Module: Data Protection Management

ConSense GDPR in practice

The General Data Protection Regulation (EU-GDPR) affects almost every company, as nowadays personal data are processed everywhere in some form or other. All companies and organisations that collect or process personal data must demonstrate their activities in accordance with the regulation with a comprehensible data protection concept. The implementation of the regulation is hardly possible without electronic support. With the help of our software, you can set up a transparent and reliable data protection management system that supports you in fulfilling the requirements, takes over routine activities and automates processes.

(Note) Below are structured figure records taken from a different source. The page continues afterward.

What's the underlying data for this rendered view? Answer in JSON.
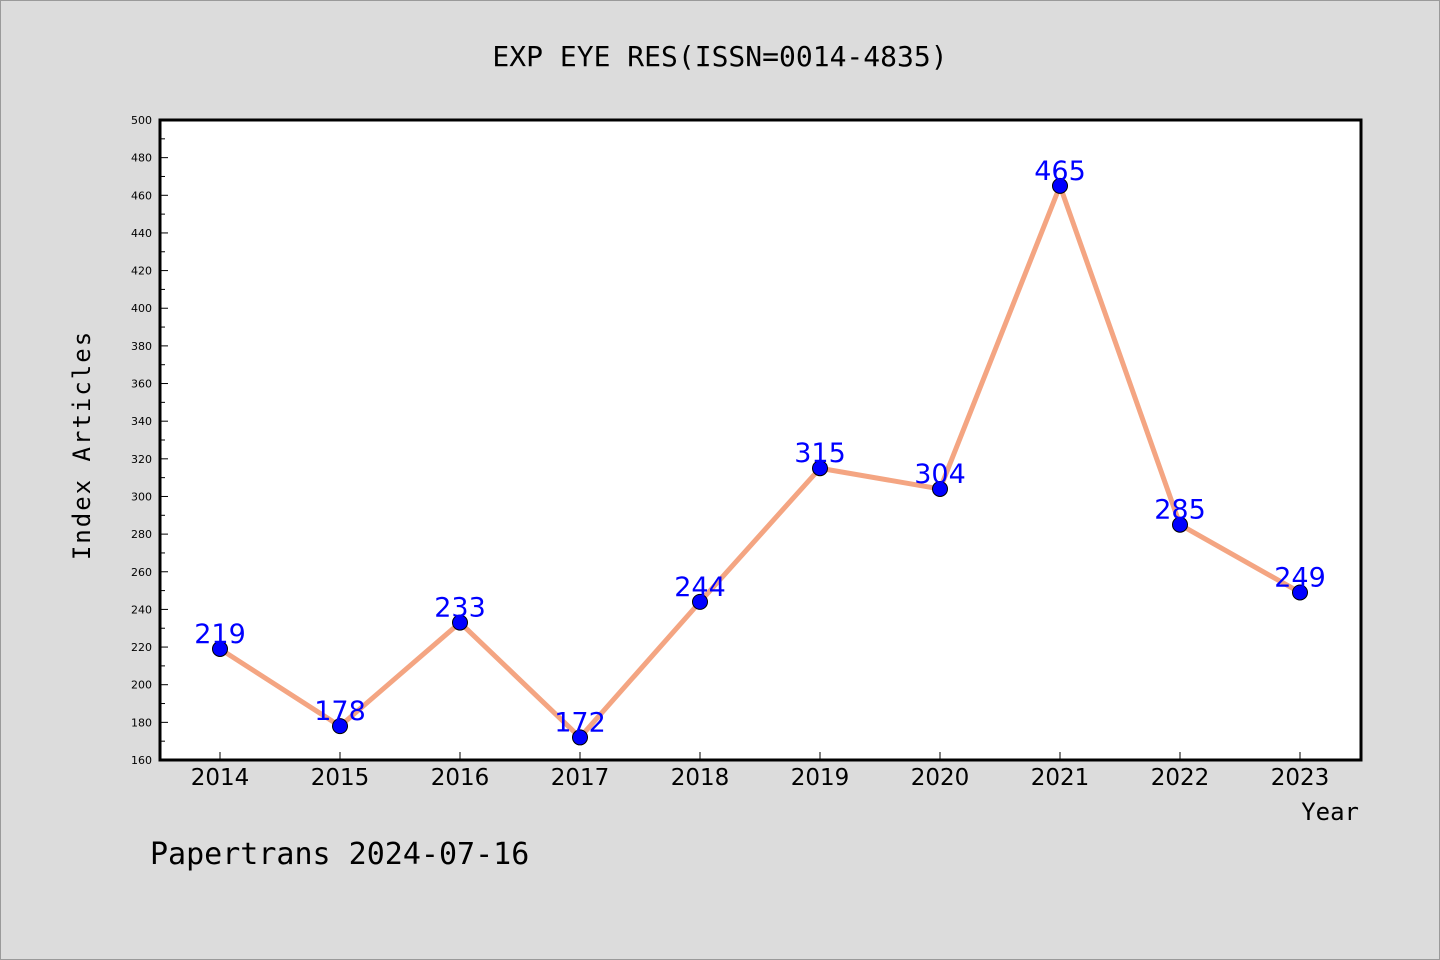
{
  "chart_data": {
    "type": "line",
    "title": "EXP EYE RES(ISSN=0014-4835)",
    "xlabel": "Year",
    "ylabel": "Index Articles",
    "categories": [
      "2014",
      "2015",
      "2016",
      "2017",
      "2018",
      "2019",
      "2020",
      "2021",
      "2022",
      "2023"
    ],
    "series": [
      {
        "values": [
          219,
          178,
          233,
          172,
          244,
          315,
          304,
          465,
          285,
          249
        ]
      }
    ],
    "ylim": [
      160,
      500
    ],
    "y_ticks": [
      160,
      180,
      200,
      220,
      240,
      260,
      280,
      300,
      320,
      340,
      360,
      380,
      400,
      420,
      440,
      460,
      480,
      500
    ],
    "data_labels": true,
    "grid": false,
    "legend": "none",
    "colors": {
      "line": "#f4a582",
      "marker": "#0000ff",
      "label": "#0000ff",
      "plot_bg": "#ffffff",
      "page_bg": "#dcdcdc"
    }
  },
  "footer": {
    "credit": "Papertrans 2024-07-16"
  }
}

From Documentation Obligations to TOM and Processing Activities

ConSense GDPR supports you by establishing an automated management system that reduces time-consuming accountability tasks, including documentation and auditing. The initial collection of personal data takes place via workflow-supported form management. This data can be processed, for example, by categorisation or assignment according to protection requirement classes. By assigning the data protection-relevant information to the respective processes, the system offers various evaluation options and simplifies the creation of documents for the records of processing activities and commissioned data processing. In addition, the software supports data protection audits, including checklists and the organisation of planning, execution and follow-up of technical and organisational measures (TOM) for data security. Furthermore, ConSense GDPR can efficiently use parallels to quality management and create synergies.

Your benefits

Standard documentation and automated processes

The system takes over and automates time-consuming tasks and routine activities for fulfilling accountability, such as auditing, checking, releasing, resubmitting and recording employee knowledge.

Detailed Process Modelling 

The integrated process editor allows convenient and detailed modelling of processes, e.g. reporting or deletion processes. The organisational structure stored in the system enables exact assignment of responsibilities. 

Personal Data Aquisition

The workflow-supported forms management takes over the initial entry. For example: The data can be processed by categorisation or assignment according to protection requirement classes. 

Records of processing activity 

Information for the documents of the processing activities, commissioned data processing and the associated directories can be simply derived by the comprehensible and transparent relation between data protection-relevant contents and the respective processes.

Technical and organisational measures (TOM) 

Efficient organisation of the planning, administration, implementation and follow-up of data security measures takes place centrally in the system. 

Instructions

The system can also be used to clearly manage the verifiable performance of training courses and instructions for employees.

Data protection impact assessment (DPIA) 

Proven risk management mechanisms (assessment, risk matrix, etc.) are used to implement the DPIA.

Our solution for data protection management is available as a modular extension, as well as an independent solution: ConSense GDPR.